Environment Setup

Warning

Our code is developed with Python 3.10. It does not work with Python < 3.9.

Installation

MUBen is available as a Python package on PyPI and can be installed using pip. If you prefer to use MUBen as a standalone package and do not need to modify the source code, you can simply run:

pip install muben

Warning

The muben package from PyPI does not include datasets or post-processing functions. To access these, you need to download the files manually or clone the repository.

For those who wish to modify the source code or conduct experiments using the complete capabilities of MUBen, we recommend cloning the repository. You can fork the project on GitHub and clone your fork, or directly clone the original repository:

# Clone your fork of the repository
git clone https://github.com/<your GitHub username>/MUBen.git

# Or clone the original repository with git
git clone https://github.com/Yinghao-Li/MUBen.git --single-branch --branch main

Anaconda

Using Anaconda is the most straightforward approach to start a new virtual environment for a project. Suppose you have anaconda or miniconda installed in your local machine, you can create a new conda environment for this project using conda create.

conda create -n muben python=3.10

The required packages are listed in requirements.txt. It is recommended to install these dependencies with pip install as conda install may sometimes encounter dependency resolution issue.

conda activate muben
pip install -r requirements.txt

Docker

You can also run this project within a docker container. The docker image can be built through docker build.
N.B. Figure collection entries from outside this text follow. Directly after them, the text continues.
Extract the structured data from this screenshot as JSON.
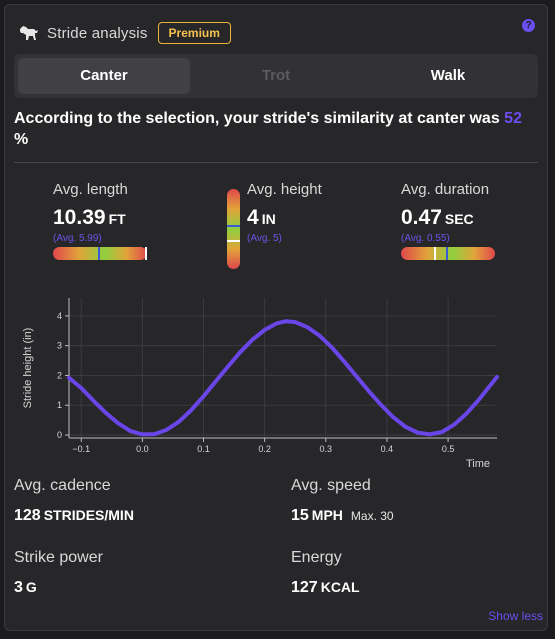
{
  "header": {
    "title": "Stride analysis",
    "badge": "Premium",
    "help": "?"
  },
  "tabs": [
    {
      "label": "Canter",
      "state": "active"
    },
    {
      "label": "Trot",
      "state": "disabled"
    },
    {
      "label": "Walk",
      "state": "normal"
    }
  ],
  "summary": {
    "text": "According to the selection, your stride's similarity at canter was ",
    "percent": "52",
    "percent_suffix": " %"
  },
  "metrics": {
    "length": {
      "label": "Avg. length",
      "value": "10.39",
      "unit": "FT",
      "avg": "(Avg. 5.99)"
    },
    "height": {
      "label": "Avg. height",
      "value": "4",
      "unit": "IN",
      "avg": "(Avg. 5)"
    },
    "duration": {
      "label": "Avg. duration",
      "value": "0.47",
      "unit": "SEC",
      "avg": "(Avg. 0.55)"
    }
  },
  "chart_data": {
    "type": "line",
    "xlabel": "Time",
    "ylabel": "Stride height (in)",
    "xlim": [
      -0.12,
      0.58
    ],
    "ylim": [
      -0.1,
      4.6
    ],
    "xticks": [
      -0.1,
      0,
      0.1,
      0.2,
      0.3,
      0.4,
      0.5
    ],
    "xtick_labels": [
      "−0.1",
      "0.0",
      "0.1",
      "0.2",
      "0.3",
      "0.4",
      "0.5"
    ],
    "yticks": [
      0,
      1,
      2,
      3,
      4
    ],
    "color": "#6a45e8",
    "series": [
      {
        "x": [
          -0.12,
          -0.1,
          -0.08,
          -0.06,
          -0.04,
          -0.02,
          0.0,
          0.02,
          0.04,
          0.06,
          0.08,
          0.1,
          0.12,
          0.14,
          0.16,
          0.18,
          0.2,
          0.22,
          0.235,
          0.25,
          0.27,
          0.29,
          0.31,
          0.33,
          0.35,
          0.37,
          0.39,
          0.41,
          0.43,
          0.45,
          0.47,
          0.49,
          0.51,
          0.53,
          0.55,
          0.58
        ],
        "y": [
          1.92,
          1.58,
          1.15,
          0.75,
          0.4,
          0.14,
          0.02,
          0.03,
          0.18,
          0.45,
          0.84,
          1.3,
          1.8,
          2.3,
          2.78,
          3.2,
          3.53,
          3.75,
          3.82,
          3.79,
          3.62,
          3.33,
          2.94,
          2.47,
          1.97,
          1.48,
          1.02,
          0.6,
          0.28,
          0.08,
          0.02,
          0.1,
          0.35,
          0.72,
          1.18,
          1.95
        ]
      }
    ]
  },
  "stats": {
    "cadence": {
      "label": "Avg. cadence",
      "value": "128",
      "unit": "STRIDES/MIN"
    },
    "speed": {
      "label": "Avg. speed",
      "value": "15",
      "unit": "MPH",
      "max": "Max. 30"
    },
    "power": {
      "label": "Strike power",
      "value": "3",
      "unit": "G"
    },
    "energy": {
      "label": "Energy",
      "value": "127",
      "unit": "KCAL"
    }
  },
  "footer": {
    "show_less": "Show less"
  }
}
docker build -t muben ./docker

And docker run is the command to start your container in the terminal.

docker run --gpus all -it --rm  muben

Please check the official documentation for more options.

Backbone Checkpoints

Some backbone models require loading pre-trained model checkpoints.

  • For ChemBERTa, we use the DeepChem/ChemBERTa-77M-MLM checkpoint hosted on Hugging Face's Model Hub. You can specify the model name to the argument --pretrained_model_name_or_path (which is set to default), or you can download the model and pass the path to the model to the argument.
  • The GROVER-base checkpoint is available at GROVER's project repo or can be directly downloaded through this link. Unzip the downloaded .tar.gz file to get the .pt checkpoint.
  • The Uni-Mol checkpoint is available at Uni-Mol's project repo or can be directly downloaded through this link.
  • The TorchMD-NET checkpoint is available at this project repo or can be directly downloaded through this link.

For GROVER, Uni-Mol and TorchMD-NET, You need to specify the --checkpoint_path argument to the path to your downloaded checkpoints.